Le Temps

Donner du crédit à la ( faible) croissance

- FABRIZIO QUIRIGHETT­I,

La torpeur de l’été touche également les marchés développés. Il y a bien ici ou là quelques titres – et des devises émergentes - qui dévissent ou qui s’envolent suite à leurs publicatio­ns de résultats, mais en surface, c’est le calme plat. La volatilité est revenue à un niveau extrêmemen­t bas, les bourses remontent, les taux d’intérêt ne varient guère et les taux de change demeurent dans des fourchette­s étroites.

Il faut dire que les récentes données macroécono­miques tout comme les dernières réunions de banque centrales (Etats-Unis, Royaume-Uni et Japon) n’ont pas révélé de surprises majeures. La croissance demeure satisfaisa­nte, même si elle tend à se ramollir en dehors des Etats-Unis, toujours aucun signe d’inflation à l’horizon et les taux d’intérêt restent globalemen­t bas.

Mini-séisme

Tout cela ne paraît pas terrible de prime abord, mais c’est en fait bien mieux – dans le contexte actuel – qu’un scénario de surchauffe! A l’instar des craintes que l’on a eues en début d’année où le spectre de l’inflation et la crainte d’une brusque et violente remontée des taux ont engendré un miniséisme sur l’ensemble des marchés.

Du coup, les actions américaine­s font de nouveau l’unanimité auprès des stratégist­es qui leur préféraien­t plutôt l’Europe ou le Japon en début d’année, pour leurs caractéris­tiques plus cycliques et leurs niveaux d’évaluation plus attrayants.

What else? Comme dirait la pub… D’une part elles sont devenues «moins chères» qu’au début d’année, suite à la forte progressio­n de leurs bénéfices au cours du premier semestre, et, d’autre part, elles ne souffrent pas (encore) d’une éventuelle concurrenc­e des rendements obligatair­es à long terme… grâce aux perspectiv­es bien moins brillantes pour le reste du monde occidental. Quant aux marchés émergents, c’est encore beaucoup trop rock-androll pour risquer de s’y aventurer !

Bon pour les zombies

Il serait évidemment facile de jouer maintenant les Cassandre et de voir, au-delà du calme actuel, la tempête qui s’annonce depuis les côtes turques.
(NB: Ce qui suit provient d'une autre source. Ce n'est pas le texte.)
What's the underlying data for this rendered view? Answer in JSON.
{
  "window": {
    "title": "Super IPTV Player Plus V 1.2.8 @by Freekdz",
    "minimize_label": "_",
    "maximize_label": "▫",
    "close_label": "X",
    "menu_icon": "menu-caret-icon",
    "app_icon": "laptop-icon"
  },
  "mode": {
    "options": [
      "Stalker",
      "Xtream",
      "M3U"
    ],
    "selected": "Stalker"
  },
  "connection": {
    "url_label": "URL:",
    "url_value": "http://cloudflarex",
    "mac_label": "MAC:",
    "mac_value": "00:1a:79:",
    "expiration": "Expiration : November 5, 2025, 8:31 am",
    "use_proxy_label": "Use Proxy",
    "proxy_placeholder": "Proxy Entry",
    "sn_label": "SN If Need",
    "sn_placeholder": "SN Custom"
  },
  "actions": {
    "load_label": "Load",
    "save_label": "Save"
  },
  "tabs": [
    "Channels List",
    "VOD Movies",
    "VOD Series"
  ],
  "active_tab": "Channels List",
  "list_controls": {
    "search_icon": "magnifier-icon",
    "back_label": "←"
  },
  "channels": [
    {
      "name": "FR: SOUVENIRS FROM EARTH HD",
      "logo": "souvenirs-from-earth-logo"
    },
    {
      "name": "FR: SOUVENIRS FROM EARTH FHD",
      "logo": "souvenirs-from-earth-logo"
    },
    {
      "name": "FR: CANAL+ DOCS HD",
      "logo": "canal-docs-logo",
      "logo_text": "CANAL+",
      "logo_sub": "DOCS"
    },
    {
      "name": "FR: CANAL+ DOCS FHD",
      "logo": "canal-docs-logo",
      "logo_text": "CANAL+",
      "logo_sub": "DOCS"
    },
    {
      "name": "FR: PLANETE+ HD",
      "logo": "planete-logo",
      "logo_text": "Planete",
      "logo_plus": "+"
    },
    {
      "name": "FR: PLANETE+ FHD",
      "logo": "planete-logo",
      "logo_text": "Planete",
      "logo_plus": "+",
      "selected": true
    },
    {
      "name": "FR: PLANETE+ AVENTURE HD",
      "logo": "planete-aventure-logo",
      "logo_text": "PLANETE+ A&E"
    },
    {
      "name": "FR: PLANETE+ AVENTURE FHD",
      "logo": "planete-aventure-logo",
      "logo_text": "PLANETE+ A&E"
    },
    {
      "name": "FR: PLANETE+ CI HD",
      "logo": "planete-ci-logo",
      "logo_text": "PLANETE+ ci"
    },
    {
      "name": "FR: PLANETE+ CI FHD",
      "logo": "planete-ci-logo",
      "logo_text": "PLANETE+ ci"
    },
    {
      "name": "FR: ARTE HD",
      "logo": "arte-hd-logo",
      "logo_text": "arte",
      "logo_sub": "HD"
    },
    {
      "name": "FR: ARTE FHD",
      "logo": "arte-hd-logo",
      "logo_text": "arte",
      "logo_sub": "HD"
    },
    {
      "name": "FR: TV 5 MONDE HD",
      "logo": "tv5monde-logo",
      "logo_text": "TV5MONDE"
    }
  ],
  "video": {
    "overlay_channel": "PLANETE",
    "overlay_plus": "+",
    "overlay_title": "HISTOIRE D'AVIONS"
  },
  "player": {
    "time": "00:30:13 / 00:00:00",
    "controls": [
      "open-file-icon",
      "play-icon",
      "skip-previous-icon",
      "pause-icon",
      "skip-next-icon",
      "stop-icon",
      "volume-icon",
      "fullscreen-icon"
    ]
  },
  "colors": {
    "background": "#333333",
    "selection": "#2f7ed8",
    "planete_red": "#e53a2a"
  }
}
Mais j’ai plutôt le pressentim­ent que le vrai drame se joue en arrière-plan, sur un horizon de temps bien plus long.

Nous sommes en effet déjà prisonnier­s, notamment en Europe, du même cercle vicieux que l’économie japonaise: croissance molle, absence d’inflation, endettemen­t public et/ou privé qui ne cesse de grimper avec des taux qui ne peuvent donc que rester bas.

Dans ce contexte, pour tous ceux qui ne supportent pas, ne veulent pas ou ne peuvent pas de prendre de grands risques (NB: ils sont d’autant plus nombreux que nos sociétés vieillisse­nt), il ne leur reste qu’un choix pour tenter de générer un faible rendement au-delà de la pourtant bien maigre inflation: investir dans des obligation­s de bonne qualité dans des devises «fortes» et participer ainsi au financemen­t, à vil prix évidemment, de la situation actuelle. Malgré qu’ils soient en apparence moins forts qu’un Turc, les zombies occidentau­x ont encore de beaux jours devant eux.